Nachdem wir uns also Rechenschaft gegeben haben über das Kausalitätsprinzip, erübrigt es uns nur noch, zu sehen, wieso wir zu der als unbrauchbar erkannten Art und Weise, die Naturgeschehnisse zu betrachten, gekommen sind. Eine sehr weit verbreitete, insbesondere von englischen Philosophen angenommene Anschauung über diesen Punkt ist folgende: Die uns geläufigsten Änderungen in unserer Umgebung sind jene, welche durch unseren Willen eingeleitet werden. Nichts ist uns gewisser als die Verknüpfung von Wille und Bewegung unserer Glieder. Das ursprüngliche und naive Bewusstsein trachtet infolgedessen, jede Änderung in der Natur auf einen Zusammenhang zwischen einem Willen und einer Bewegung zurückzuführen, sieht also jedes Ereignis als den Ausfluss eines Willens an, weil ihm dieser Zusammenhang aus seiner eigenen Erfahrung am geläufigsten ist.

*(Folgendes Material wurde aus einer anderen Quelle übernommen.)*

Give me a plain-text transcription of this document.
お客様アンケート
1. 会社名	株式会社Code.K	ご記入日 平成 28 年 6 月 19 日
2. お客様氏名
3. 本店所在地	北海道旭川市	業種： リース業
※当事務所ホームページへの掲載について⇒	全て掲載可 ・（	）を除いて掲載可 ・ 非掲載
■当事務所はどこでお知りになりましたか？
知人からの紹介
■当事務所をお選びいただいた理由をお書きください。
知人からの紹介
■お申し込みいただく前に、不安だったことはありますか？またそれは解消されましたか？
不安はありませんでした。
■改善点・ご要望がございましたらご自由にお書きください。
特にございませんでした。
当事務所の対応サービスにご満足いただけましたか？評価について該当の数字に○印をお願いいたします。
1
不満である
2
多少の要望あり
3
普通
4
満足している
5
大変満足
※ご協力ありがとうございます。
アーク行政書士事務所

Nun, diese Art der Naturauffassung wilder Völker haben wir bereits früher kennen gelernt und sie Fetischismus genannt und daher sieht sich auch Mach zu dem Ausspruch veranlasst, dass für ihn in dem Kausalitätsgesetz ein Stück Fetischismus versteckt liege. In diesem Sinne also hätte die landläufige Auffassung des Kausalgesetzes ihren Ursprung in einer uralten Denkgewohnheit, die sich die Ereignisse der Natur dadurch näher zu bringen trachtet, dass sie sie auf den uns sehr geläufigen Zusammenhang zwischen Wille und Bewegung zurückzuführen bestrebt ist. Infolge der unaufhörlichen und ausschließlichen Benutzung dieser Anschauungsart können wir uns von ihr nicht mehr losmachen, so wie wir uns von der Täuschung, hinter einem Spiegel etwas zu sehen, trotz unserer besseren Einsicht nicht frei zu machen imstande sind. Dieser Auffassung zufolge hätten wir das Kausalgesetz zu vergleichen den selbstgeschaffenen Plagegeistern Don Quixotes oder den Geistern, welche der Zauberlehrling in Abwesenheit des Meisters zwar zu rufen verstand, die er aber dann nicht los wird.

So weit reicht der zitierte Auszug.